Earlier this month, rapper T.I. who most of us had largely forgotten about, became international news after he went on a podcast and said (half jokingly) that he took his daughter for regular hymen exams. Understandably, the world went wild. Gloria Steinem wayed in. Tarana Burke, founder of the Me Too movement, commented. His daughter, Deyjah stayed silent (though liked tweets calling him controlling and abusive).
And yet through it all, T.I himself stayed silent. And now we know why. He’s chosen the Smith family friend public apology method du jour. Just like Jordyn Woods and her famous apology polo neck, T.I. is going to the Red Table, ostensibly to set the record straight.
First things first. Jada, who you might expect to be a formidable opponent, gives T.I. (who they call Tip) and his wife big hugs. (NB. Tiny, who comes to the interview with TI, is not Deyjah Harris' mother, but her stepmother). Will comes in and does the same. It’s like a family reunion. Eventually they settle around the red table and it becomes clear that Willow isn’t there. Disappointing, seeing as she would have shish kabobed Tip.
So, Jada and Gammy start calmly asking T.I. about his comments about his daughter’s hymen. T.I. does not seem embarrassed. He is not, he makes clear, sorry for what happened, apart from the fact that he embarrassed his daughter. He says the words ‘I’m here to learn from you’ to the women he is sitting with and you can hear feminists all over the world screaming into their pillows.
So, what did he actually use the interview to say?
He feels it is his responsibility to protect his daughter from being ‘defiled’ by ‘slimey grimey chubby fingered boys.
This from the man who, in 2013, rapped ‘So, hit me up when you pass through
I'll give you something big enough to tear your ass in two.’
He explained: ‘I’m talking about all the slimey, grimey chubby-fingered little boys who want to come in and defile, and destroy the sanctity that I have…I don’t understand anything that is the most important thing in my life, I am going to deal with that with very extreme care… ...I don’t understand how that is looked at as being so wrong.’
T.I., if you’re reading this, it’s so wrong because you seem to believe that your daughter’s value is synonymous with her lack of sexual experience. That’s messed up.
As a viewer you are BEGGING Jada or Gammy to ask why, given that T.I. seems to have spent much of his time 'defiling' the bodies of other women, it was okay when he did it . But no-one does.
He doesn’t see a problem with being ‘controlling’
T.I. told the Red Table: ‘For there to be malice, there must be ill intent. If I’m going to the doctor with you just for the sake of controlling you, then ok. But if I’m going for the purpose of being a protective parent, and there’s no such thing as overprotective.

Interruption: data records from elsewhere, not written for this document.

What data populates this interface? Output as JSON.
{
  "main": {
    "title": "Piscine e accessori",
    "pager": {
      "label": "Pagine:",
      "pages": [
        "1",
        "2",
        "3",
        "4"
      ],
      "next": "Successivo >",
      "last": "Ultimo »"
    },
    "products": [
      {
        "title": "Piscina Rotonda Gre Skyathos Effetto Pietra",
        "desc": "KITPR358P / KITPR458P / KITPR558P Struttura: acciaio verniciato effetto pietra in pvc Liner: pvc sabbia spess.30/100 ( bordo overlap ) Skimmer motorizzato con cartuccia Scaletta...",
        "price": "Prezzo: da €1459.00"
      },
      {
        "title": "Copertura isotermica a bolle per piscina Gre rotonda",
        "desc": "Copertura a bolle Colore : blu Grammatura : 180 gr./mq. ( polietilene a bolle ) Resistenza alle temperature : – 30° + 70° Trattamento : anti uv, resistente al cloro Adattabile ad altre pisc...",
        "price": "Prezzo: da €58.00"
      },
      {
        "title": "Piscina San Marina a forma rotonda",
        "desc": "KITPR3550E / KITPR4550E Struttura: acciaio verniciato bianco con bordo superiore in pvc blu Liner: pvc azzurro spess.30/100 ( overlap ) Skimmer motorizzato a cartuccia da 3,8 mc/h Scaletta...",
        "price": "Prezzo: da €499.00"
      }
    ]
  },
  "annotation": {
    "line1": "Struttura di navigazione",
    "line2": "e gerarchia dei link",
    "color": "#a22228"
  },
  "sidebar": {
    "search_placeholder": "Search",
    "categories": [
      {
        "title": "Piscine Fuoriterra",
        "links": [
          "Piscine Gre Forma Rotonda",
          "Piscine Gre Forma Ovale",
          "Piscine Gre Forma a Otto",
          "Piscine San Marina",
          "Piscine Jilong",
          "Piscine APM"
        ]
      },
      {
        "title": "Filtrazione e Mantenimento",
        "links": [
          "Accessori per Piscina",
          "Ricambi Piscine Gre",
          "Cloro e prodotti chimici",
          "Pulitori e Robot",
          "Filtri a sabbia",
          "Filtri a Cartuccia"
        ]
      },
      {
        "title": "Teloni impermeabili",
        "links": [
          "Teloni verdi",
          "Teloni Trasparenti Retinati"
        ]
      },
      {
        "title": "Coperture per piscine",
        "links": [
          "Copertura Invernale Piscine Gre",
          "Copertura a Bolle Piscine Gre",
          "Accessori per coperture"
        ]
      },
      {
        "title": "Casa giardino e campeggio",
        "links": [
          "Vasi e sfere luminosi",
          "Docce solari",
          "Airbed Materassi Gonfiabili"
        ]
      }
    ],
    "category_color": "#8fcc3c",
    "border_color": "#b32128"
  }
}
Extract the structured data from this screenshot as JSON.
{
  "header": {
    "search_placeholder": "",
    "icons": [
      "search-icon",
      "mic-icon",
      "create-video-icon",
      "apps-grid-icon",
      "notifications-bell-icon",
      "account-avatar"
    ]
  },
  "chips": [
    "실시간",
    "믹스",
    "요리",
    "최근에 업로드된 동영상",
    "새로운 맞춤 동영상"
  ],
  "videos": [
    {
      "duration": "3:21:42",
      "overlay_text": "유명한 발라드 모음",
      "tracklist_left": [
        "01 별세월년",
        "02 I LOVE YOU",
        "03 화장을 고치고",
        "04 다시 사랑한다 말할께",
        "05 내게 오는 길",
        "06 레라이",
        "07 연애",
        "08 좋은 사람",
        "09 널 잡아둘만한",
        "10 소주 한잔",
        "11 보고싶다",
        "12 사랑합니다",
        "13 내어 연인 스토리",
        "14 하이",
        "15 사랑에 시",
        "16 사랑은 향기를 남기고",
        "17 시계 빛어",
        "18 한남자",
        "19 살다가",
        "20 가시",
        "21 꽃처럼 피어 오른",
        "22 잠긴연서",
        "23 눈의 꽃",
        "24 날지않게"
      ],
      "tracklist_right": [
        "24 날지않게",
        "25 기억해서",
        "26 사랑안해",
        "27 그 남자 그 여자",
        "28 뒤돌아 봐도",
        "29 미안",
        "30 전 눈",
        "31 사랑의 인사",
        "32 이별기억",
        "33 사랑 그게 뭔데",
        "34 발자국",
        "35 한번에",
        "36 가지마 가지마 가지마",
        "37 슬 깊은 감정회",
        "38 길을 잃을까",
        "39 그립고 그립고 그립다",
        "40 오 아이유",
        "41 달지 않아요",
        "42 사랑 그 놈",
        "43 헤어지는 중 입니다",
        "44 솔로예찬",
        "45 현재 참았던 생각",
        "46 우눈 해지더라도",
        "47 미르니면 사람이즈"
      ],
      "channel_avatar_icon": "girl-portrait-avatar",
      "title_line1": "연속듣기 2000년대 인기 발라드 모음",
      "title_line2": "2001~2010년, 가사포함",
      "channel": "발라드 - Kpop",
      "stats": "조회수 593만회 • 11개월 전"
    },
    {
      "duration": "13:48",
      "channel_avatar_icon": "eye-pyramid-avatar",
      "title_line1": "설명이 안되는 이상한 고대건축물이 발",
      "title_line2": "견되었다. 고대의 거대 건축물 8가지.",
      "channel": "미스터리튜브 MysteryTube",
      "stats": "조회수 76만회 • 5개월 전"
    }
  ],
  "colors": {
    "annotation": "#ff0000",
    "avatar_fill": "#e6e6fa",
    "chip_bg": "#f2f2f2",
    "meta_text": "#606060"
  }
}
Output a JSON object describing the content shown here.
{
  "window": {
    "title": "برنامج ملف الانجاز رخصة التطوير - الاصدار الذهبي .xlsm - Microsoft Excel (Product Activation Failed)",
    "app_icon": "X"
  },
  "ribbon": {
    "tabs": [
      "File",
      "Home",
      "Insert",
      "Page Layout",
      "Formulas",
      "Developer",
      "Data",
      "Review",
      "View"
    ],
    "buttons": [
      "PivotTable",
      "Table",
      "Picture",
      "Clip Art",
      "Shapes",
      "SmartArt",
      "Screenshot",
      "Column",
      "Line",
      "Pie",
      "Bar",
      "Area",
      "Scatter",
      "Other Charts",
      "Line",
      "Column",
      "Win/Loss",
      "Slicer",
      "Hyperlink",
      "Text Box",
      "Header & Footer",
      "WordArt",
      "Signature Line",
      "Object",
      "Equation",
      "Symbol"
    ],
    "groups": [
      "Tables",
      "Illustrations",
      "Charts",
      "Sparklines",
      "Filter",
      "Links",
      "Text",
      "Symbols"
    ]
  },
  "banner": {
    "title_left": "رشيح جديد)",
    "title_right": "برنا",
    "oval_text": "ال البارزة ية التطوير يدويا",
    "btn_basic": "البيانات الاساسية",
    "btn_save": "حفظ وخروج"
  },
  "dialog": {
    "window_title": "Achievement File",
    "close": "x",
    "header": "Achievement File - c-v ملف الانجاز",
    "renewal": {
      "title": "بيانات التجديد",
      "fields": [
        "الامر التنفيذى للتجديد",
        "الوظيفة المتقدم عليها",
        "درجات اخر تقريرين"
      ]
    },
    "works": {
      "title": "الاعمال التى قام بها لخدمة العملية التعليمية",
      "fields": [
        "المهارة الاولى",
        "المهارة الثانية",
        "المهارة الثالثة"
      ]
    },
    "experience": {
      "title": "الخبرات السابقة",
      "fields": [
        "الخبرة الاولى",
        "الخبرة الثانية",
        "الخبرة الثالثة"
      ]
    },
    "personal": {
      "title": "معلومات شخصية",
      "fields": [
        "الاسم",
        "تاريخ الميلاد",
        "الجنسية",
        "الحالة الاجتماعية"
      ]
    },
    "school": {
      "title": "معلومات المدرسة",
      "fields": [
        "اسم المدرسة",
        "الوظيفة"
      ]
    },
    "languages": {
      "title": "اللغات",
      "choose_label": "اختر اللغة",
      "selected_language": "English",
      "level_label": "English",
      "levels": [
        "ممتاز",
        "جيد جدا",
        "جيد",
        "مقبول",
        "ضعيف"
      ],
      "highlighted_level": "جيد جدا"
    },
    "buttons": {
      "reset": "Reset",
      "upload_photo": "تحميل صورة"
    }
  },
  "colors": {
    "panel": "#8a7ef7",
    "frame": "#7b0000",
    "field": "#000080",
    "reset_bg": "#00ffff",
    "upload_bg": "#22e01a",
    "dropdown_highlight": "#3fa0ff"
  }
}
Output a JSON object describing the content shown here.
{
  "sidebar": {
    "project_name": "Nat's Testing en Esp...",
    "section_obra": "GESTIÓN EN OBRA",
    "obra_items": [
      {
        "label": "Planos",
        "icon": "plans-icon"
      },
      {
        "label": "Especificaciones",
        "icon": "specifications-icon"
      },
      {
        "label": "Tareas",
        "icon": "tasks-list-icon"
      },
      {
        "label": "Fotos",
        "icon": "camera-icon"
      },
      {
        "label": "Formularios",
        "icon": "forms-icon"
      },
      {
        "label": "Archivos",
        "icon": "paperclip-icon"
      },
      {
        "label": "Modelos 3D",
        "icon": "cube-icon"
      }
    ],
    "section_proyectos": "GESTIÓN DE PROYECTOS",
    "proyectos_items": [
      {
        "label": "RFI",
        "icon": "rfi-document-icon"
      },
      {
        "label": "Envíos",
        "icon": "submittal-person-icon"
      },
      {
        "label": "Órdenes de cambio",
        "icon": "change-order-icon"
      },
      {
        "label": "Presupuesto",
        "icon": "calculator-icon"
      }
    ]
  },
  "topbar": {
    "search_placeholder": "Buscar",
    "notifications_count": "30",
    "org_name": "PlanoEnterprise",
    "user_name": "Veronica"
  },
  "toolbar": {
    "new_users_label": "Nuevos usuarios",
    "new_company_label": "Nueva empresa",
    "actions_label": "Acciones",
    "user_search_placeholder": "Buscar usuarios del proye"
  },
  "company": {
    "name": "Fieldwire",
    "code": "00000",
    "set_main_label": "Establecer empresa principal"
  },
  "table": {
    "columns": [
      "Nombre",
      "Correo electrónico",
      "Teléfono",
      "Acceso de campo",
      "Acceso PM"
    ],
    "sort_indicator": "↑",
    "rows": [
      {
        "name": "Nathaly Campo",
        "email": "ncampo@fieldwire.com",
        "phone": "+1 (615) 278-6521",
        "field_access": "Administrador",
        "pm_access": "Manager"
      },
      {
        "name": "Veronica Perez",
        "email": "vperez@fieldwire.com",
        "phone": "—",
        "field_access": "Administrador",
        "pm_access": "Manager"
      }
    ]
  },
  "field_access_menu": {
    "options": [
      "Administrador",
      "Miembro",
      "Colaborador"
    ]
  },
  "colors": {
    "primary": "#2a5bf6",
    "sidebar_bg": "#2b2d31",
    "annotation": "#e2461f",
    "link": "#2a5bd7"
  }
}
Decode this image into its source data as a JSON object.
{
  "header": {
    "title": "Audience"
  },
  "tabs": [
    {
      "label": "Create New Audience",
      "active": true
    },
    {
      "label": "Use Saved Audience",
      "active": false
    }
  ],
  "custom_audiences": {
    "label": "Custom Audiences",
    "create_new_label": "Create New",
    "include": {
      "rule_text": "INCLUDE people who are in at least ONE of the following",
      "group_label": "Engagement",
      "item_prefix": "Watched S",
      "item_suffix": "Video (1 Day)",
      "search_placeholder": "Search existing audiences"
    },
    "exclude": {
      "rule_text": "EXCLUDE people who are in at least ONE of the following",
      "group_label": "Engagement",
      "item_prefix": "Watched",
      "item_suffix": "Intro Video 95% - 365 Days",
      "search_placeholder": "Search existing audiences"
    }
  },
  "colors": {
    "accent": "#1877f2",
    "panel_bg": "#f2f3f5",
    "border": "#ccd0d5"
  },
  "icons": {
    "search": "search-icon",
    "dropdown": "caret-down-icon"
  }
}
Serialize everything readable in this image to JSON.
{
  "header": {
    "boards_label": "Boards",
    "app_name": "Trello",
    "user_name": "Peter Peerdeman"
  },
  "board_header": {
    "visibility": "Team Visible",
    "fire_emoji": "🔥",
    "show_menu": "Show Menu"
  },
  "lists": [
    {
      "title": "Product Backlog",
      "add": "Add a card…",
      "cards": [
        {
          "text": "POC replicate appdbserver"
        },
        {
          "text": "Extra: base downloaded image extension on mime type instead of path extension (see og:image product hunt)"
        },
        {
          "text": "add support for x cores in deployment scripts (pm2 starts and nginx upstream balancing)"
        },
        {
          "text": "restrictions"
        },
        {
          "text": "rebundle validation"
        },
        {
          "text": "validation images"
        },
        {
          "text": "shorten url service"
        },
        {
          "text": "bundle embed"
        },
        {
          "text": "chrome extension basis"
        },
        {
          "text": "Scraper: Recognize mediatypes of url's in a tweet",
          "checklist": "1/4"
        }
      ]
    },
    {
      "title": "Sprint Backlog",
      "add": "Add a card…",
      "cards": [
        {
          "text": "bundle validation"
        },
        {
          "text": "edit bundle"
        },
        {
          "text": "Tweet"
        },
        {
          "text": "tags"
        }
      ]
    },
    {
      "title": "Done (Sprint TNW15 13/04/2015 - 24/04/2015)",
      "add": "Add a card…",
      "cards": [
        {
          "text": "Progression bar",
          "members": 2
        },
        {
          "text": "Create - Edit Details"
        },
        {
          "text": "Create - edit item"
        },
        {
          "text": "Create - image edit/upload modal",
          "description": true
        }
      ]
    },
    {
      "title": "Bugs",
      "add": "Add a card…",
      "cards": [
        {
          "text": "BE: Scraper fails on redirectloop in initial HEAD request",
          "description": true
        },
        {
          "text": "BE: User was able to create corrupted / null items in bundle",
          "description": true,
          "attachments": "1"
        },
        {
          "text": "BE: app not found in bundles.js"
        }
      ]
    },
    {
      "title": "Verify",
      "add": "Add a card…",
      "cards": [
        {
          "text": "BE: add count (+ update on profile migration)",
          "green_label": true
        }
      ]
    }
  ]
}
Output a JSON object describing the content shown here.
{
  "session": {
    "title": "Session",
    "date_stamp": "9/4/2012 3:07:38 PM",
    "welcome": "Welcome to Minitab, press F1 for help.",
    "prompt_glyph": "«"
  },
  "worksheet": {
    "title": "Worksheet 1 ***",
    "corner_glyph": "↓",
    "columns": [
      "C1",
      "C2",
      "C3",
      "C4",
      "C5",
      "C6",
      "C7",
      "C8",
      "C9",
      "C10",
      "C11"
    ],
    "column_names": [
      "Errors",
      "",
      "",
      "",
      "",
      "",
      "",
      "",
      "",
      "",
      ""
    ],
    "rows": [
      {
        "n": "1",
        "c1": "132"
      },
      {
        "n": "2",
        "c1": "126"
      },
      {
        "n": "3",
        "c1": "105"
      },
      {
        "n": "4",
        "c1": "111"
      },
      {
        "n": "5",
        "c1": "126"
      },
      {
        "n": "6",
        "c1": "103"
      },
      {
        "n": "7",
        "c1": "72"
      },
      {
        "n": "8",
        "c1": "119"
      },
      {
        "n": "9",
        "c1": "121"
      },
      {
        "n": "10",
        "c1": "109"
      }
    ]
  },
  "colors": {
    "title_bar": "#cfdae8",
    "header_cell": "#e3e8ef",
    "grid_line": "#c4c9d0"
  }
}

There’s protective and unprotective.’
No, we don’t think that makes sense either.
He’s unclear on where fathers stand in 2019.
In what starts as quite an interesting question and takes a rapid nose dive, he says: ‘I want to know, what is the purpose and place of a father in this society?' he says. 'Because a father like myself, who wants to be as involved and as attentive as possible, we could draw the conclusion of, we just donate sperm and come pay for things and we don't have no say-so in how things are handled.'
He sees his son’s sexuality as different ball from his daughter’s.
Apparently because if his son gets a girl pregnant, it doesn’t ‘affect his household immediately’ whereas, ‘...if my daughter comes home [pregnant], my household changes immediately. [...] the stakes are higher’.
Right.
And finally, T.I. thinks that your childhood ends when you have sex for the first time.
[When you have sex for the first time] you’ve ended your childhood, and it’s time to begin adulthood.’
So if you went all the way with your boyfriend the summer you finished your GCSEs then you should have had a pension plan and Volvo because that was the day your adulthood began. That’s you told.
T.I.’s daughter Deyjah, the most important figure in this entire conversation, deleted all of her social media after it was noticed that she was liking tweets calling her father controlling (which did not come up during the interview) so we’ve got no idea what she thinks about her father and stepmother going on the show to discuss hymen-gate - though her mother posted some cryptic Instagram stories when it was aired.
It’s increasingly clear that Deyjah’s voice - the most valuable one in the entire discussion - is the one which is most noticeably missing.